Disinformation gives people a way to at least cover the gaps of uncertainty something. When communication systems go down, when family members cannot be contacted, when official answers have not yet been given, rumors take root. And messages that appeal to emotion are particularly likely to spread virally, as Fazio and his colleagues document in a 2022 review. Reasons why people believe misinformation. “When we’re trying to calm ourselves down,” says Fazio, we might seek solace through, say, a meme that captures our feelings. “People want to do something helpful,” says Fazio, and spreading misinformation that makes us feel a certain way can be the result of that desire.
In the same way, a fact-checking page like FEMA can be useful as a legitimate source of information for people to share. But condemnation has its limits. “For some, that will be enough to correct their beliefs,” Fazio says. “What debunks can’t do is fix those emotions.”
A post-Hurricane Helene photo that has been viewed millions of times — an image of a tearful girl holding a puppy in a flooded town — was created using artificial intelligence. Users of X, formerly Twitter, pointed this out to Amy Kremer, the Republican National Committee member who shared the AI image. was doubled: “it doesn’t matter” where the photo came from, Kremer wrote in X, because it was “emblematic of the trauma and pain people are experiencing right now.”
In the face of deeply rooted beliefs, can anything be done? Information scientists have largely moved beyond the idea that providing more facts can win audiences. A concept that has emerged instead is “prebunking”, which is building the immunity of the mind to misinformation This involves learning about common manipulation techniques and tactics. It also helps to know how to be vigilant about claims on social media, understanding, for example, that falsehoods are spread in constant disasters.

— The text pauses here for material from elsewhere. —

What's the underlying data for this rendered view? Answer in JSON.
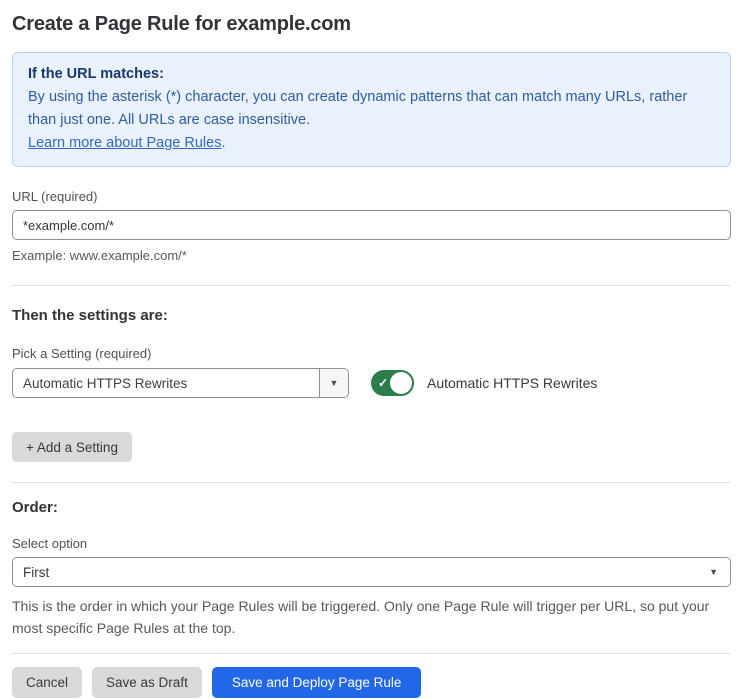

Perhaps what is also missing is a personalized touch. A study published in science He found that out in September conversations with a custom AI chatbotwhich was named by the experimenters DebunkBotcan tease some people down their rabbit holes. Rand, who co-authored that study, suggests it’s an approach FEMA should consider. “It would be easy to take a chatbot like this, feed the information from the FEMA debunking page and help direct people,” he says. (FEMA did not respond to multiple requests for comment American scientific.)
Can misinformation hinder disaster response?
yes After rumors of “antifa” arsonists spread amid the Oregon wildfires in 2020, civilian vigilantes, some armed, set up road blocks survey the residents as they evacuate. at least Three men were arrested for blocking the roads. Now, due to misinformation about FEMA and Hurricane Helene, there are calls to send militias to North Carolina as well.
There’s a tendency to think that misinformation and rumors are “just random people who live online and post stuff on Twitter”… I don’t think that’s true at all. What happens online can very easily move offline,” says Samantha Montano, an emergency management expert at the Massachusetts Maritime Academy. “Even on our best day, when everyone is on the same page and working well together, it’s incredibly complicated to respond to a disaster the size of Helene and now Milton,” he said. Add misinformation to the mix, and responders have another thing to deal with, and another threat to their safety and security in the field.
Falsehoods can endanger a survivor even after a storm has passed. If misinformation convinces you that FEMA can seize your water-damaged home, “you might be less likely to leave while you’re fixing it. That means you’re going to be living in a mold-infested home. That’s really dangerous,” says Montano. “The potential for impacts here, I think , it’s very important.”